Menteri Kesehatan Iran lebih lanjut mengatakan, "Kami menargetkan, pada akhir Agustus, kelompok rentan, pasien yang tidak dapat disembuhkan, dan orang berusia di atas 60 tahun akan menerima vaksin, setelah itu beralih pada kelompok pelajar dan pejabat sekolah akan mendapatkan vaksinasi secara nasional."

Dr. Namaki juga menginformasikan tentang kegiatan kelompok khusus untuk mencatat dokumen ilmiah berbagai vaksin yang diproduksi di dalam negeri dan mempresentasikan dokumen tersebut kepada organisasi internasional.

Mengenai tindakan pencegahan yang diperlukan setelah vaksin, Namaki mengatakan, "Masker tetap harus digunakan, karena vaksin mengurangi risiko penyakit serius, tetapi masih ada kemungkinan infeksi."

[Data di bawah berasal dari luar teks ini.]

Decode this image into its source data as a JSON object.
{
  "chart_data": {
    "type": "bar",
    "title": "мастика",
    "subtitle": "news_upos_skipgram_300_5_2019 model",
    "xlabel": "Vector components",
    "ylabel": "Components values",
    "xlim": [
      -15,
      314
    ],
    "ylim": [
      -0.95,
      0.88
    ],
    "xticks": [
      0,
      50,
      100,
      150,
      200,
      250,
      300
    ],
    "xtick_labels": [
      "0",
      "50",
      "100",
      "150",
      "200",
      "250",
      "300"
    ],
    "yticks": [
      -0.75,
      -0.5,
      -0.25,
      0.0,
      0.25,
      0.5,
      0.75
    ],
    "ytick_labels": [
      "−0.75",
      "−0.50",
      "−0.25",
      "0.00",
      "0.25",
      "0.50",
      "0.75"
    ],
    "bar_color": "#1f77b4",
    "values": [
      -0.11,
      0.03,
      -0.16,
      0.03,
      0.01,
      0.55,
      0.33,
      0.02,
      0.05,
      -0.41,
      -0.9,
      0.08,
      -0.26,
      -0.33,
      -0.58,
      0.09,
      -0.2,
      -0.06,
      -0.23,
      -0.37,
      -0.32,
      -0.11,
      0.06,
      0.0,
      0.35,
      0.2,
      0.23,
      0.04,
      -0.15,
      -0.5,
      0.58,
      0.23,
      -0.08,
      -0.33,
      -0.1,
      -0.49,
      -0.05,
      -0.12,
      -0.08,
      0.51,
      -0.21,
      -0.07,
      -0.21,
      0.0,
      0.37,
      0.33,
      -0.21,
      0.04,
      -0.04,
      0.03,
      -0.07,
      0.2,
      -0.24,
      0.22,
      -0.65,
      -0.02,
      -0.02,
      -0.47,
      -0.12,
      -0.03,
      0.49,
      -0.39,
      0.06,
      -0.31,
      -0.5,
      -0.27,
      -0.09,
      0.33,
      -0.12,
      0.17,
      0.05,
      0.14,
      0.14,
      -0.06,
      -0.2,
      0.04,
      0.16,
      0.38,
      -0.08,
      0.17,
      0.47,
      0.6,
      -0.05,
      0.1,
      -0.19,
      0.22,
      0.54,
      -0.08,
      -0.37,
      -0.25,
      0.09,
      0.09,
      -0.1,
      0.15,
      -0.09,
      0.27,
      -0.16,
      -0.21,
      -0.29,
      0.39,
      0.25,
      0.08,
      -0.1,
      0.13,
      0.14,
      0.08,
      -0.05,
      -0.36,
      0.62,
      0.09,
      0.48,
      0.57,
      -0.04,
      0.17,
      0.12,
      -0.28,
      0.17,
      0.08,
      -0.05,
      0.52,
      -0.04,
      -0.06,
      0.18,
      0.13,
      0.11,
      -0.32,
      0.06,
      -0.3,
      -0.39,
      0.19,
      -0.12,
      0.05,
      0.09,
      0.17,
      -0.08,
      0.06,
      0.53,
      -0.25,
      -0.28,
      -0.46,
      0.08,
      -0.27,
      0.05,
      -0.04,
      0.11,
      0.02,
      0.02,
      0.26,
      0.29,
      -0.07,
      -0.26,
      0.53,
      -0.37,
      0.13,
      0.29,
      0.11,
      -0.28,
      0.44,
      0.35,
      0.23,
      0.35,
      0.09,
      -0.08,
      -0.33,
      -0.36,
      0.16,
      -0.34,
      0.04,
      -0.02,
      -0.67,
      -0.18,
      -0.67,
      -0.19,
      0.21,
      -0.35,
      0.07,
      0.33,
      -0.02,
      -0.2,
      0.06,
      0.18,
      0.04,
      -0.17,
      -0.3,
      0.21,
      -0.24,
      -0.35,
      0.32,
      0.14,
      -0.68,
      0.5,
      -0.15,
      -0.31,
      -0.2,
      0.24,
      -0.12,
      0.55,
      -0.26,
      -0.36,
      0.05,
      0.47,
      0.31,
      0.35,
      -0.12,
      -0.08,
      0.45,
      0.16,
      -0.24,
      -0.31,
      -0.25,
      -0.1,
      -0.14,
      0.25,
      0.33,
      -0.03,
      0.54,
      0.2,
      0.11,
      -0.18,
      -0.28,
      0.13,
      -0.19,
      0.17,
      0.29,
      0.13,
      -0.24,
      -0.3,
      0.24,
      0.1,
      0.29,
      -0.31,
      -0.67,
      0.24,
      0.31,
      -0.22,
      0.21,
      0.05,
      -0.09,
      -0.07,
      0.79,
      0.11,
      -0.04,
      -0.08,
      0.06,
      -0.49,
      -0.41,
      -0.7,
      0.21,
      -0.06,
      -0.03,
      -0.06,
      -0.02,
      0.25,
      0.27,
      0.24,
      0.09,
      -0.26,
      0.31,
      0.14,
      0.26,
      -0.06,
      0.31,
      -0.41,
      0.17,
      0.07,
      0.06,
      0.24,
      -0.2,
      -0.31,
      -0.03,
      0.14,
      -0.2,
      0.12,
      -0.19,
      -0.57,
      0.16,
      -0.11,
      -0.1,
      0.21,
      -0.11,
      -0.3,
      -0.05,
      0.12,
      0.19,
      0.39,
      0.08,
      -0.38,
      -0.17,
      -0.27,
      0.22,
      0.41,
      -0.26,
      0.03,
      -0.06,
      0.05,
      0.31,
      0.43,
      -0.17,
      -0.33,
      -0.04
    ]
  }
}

Disebutkan, tindakan vaksin yang dilakukan terhadap Ayatullah Sayid Ali Khamanei dengan menggunakan vaksin buatan dalam negeri adalah peristiwa bersejarah bagi bangsa Iran. Peristiwa tersebut disebut menambah kepercayaan diri Iran atas kemampuannya untuk mandiri dan tidak memiliki ketergantungan pada negara lain. Lebih dari 200 peneliti muda dengan usia rata-rata dibawah 30 tahun yang terlibat dalam penemuan dan produksi vaksin COVIran Barekat. 

Disebutkan, Kementerian Kesehatan dengan bekerjasama dengan semua pihak menargetkan sebagian besar kebutuhan negara akan vaksin akan terpenuhi pada ada akhir September.